Il tema è di particolare rilievo in riferimento alla compatibilità con il regime agevolativo del patent box. È la stessa circolare a evidenziare come le due misure rappresentino «strumenti sinergici» per l’incentivazione dell’attività di ricerca sviluppo: mentre il credito d’imposta agisce “a monte” sulle spese (e in modo incrementale, questo è stato sempre il suo “limite”), il patent box interviene “a valle” con l’esenzione (parziale: 40% per il 2016, 50% dal 2017 in avanti) dei redditi derivanti dalla proprietà intellettuale qualificata che le spese in R&S hanno contribuito a mantenere, sviluppare o accrescere.
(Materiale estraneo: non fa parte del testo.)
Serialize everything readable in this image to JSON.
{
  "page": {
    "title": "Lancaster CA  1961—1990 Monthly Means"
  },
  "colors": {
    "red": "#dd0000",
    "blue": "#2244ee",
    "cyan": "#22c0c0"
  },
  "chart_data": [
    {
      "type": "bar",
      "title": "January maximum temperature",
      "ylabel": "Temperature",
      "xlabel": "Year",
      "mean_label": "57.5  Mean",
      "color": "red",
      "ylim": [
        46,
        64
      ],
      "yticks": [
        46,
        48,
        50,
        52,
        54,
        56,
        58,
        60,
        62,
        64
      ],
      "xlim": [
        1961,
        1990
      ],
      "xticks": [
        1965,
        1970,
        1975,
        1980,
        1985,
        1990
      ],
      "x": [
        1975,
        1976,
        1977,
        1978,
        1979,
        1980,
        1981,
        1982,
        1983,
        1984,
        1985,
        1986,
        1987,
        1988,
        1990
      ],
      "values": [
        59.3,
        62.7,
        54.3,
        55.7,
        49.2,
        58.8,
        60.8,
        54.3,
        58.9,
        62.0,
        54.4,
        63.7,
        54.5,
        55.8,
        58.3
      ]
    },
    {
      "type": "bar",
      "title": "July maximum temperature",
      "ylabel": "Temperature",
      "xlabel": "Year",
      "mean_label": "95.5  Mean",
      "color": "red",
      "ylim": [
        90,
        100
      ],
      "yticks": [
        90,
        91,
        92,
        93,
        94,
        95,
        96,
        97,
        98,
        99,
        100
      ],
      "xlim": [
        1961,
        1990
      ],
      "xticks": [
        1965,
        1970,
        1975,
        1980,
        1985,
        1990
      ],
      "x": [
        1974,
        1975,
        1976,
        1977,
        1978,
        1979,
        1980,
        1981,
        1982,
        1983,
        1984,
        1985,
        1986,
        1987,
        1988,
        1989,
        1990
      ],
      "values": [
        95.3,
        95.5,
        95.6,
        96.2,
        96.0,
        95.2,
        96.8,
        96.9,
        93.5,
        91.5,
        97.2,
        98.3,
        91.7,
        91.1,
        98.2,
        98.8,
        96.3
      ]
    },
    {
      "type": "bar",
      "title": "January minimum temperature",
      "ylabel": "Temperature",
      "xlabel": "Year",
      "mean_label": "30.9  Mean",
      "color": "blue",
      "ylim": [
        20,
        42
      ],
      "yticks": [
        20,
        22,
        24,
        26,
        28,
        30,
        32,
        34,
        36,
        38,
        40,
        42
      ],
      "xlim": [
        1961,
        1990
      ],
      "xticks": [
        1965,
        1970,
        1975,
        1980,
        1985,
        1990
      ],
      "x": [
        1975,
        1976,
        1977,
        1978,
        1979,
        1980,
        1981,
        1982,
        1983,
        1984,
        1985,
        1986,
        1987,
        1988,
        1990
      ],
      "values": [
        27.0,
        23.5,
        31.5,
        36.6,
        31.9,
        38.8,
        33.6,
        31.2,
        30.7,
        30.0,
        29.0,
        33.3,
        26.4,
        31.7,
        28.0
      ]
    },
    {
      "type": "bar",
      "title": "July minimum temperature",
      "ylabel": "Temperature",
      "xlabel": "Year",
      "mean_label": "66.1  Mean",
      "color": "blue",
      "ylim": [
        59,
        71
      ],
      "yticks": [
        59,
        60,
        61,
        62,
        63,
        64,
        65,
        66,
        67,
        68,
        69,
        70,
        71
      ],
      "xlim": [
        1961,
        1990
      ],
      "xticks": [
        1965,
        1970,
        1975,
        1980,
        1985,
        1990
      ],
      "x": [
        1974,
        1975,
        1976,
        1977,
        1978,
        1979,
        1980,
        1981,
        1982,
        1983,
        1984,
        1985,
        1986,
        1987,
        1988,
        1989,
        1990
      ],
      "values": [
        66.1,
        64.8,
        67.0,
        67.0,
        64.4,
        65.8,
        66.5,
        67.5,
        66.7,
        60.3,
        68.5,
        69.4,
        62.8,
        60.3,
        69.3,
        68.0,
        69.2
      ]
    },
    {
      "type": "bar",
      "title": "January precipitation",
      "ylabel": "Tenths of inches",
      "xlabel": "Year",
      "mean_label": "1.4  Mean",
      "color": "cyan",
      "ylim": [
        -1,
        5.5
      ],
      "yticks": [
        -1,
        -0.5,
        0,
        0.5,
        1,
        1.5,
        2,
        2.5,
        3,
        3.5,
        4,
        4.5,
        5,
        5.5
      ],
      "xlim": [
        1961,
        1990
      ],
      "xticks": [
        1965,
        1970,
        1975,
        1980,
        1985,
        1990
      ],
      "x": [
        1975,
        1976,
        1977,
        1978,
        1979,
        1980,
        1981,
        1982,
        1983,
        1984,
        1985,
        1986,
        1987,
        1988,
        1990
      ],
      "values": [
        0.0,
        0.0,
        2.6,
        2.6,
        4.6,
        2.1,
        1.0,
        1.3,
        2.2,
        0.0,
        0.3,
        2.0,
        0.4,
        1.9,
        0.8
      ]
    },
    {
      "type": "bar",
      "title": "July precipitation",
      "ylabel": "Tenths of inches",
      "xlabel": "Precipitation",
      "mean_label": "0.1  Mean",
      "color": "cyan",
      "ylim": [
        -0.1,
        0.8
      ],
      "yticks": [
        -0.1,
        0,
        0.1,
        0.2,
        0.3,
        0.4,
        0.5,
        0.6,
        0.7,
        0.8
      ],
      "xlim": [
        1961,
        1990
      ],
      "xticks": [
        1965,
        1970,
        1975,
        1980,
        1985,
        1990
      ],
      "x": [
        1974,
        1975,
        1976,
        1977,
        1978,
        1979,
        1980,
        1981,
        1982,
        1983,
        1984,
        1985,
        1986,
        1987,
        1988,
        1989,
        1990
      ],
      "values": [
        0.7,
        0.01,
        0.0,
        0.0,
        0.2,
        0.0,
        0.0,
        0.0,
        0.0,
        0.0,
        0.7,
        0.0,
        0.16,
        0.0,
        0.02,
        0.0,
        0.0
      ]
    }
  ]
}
La circolare precisa che i costi rilevanti ai fini dell’attribuzione del credito d’imposta rilevano per l’intero importo ai fini della determinazione del reddito detassato nel regime del patent box. Tali costi rientrerebbero così integralmente tra le spese “buone” al numeratore, con le spese complessive al denominatore e il parziale up-lift per migliorare il rapporto e avvicinarlo a «1».

Il chiarimento fuga ogni possibilità di distonia tra i due istituti. Non solo, il fatto che la descrizione delle spese rilevanti ai fini del credito d’imposta sia mutuata dalla comunicazione della Commissione europea 198/01 del 27 giugno 2014 rappresenta un indice di fondamentale importanza al fine della stessa identificazione delle spese rilevanti per il patent box.

I potenziali beneficiari

Il credito per ricerca e sviluppo riguarda le imprese, le reti di imprese, gli enti non commerciali e i consorzi che effettuano investimenti in attività di ricerca e sviluppo nel quinquennio 2015-2019. I costi agevolabili sono i costi relativi al personale altamente qualificato, le quote di ammortamento relative all’acquisizione o utilizzazione di strumenti e attrezzature da laboratorio e le spese di ricerca commissionate a università o enti di ricerca.

Il nuovo credito di imposta è più “libero”. Non è più soggetto al limite di capienza rappresentato dall’utilizzo dei fondi strutturali Ue ed è concesso in via automatica, senza la necessaria presentazione telematica di un’istanza.

Non si prevedono poi limiti di fatturato per le imprese (prima doveva essere inferiore ai 500 milioni di euro annui). Il credito concesso è pari al 25% delle spese incrementali in ricerca e sviluppo (cioè in eccedenza rispetto alla media delle spese sostenute nei periodi 2012, 2013 e 2014). Il credito sale al 50% per le spese relative al personale altamente qualificato e relative ai contratti di ricerca extra muros (con università, ma anche con start up innovative). L’importo massimo del credito può arrivare fino a 5 milioni (prima era la metà: 2,5 milioni) mentre l’importo minimo delle spese da effettuare scende a 30mila euro (prima era di 50mila euro).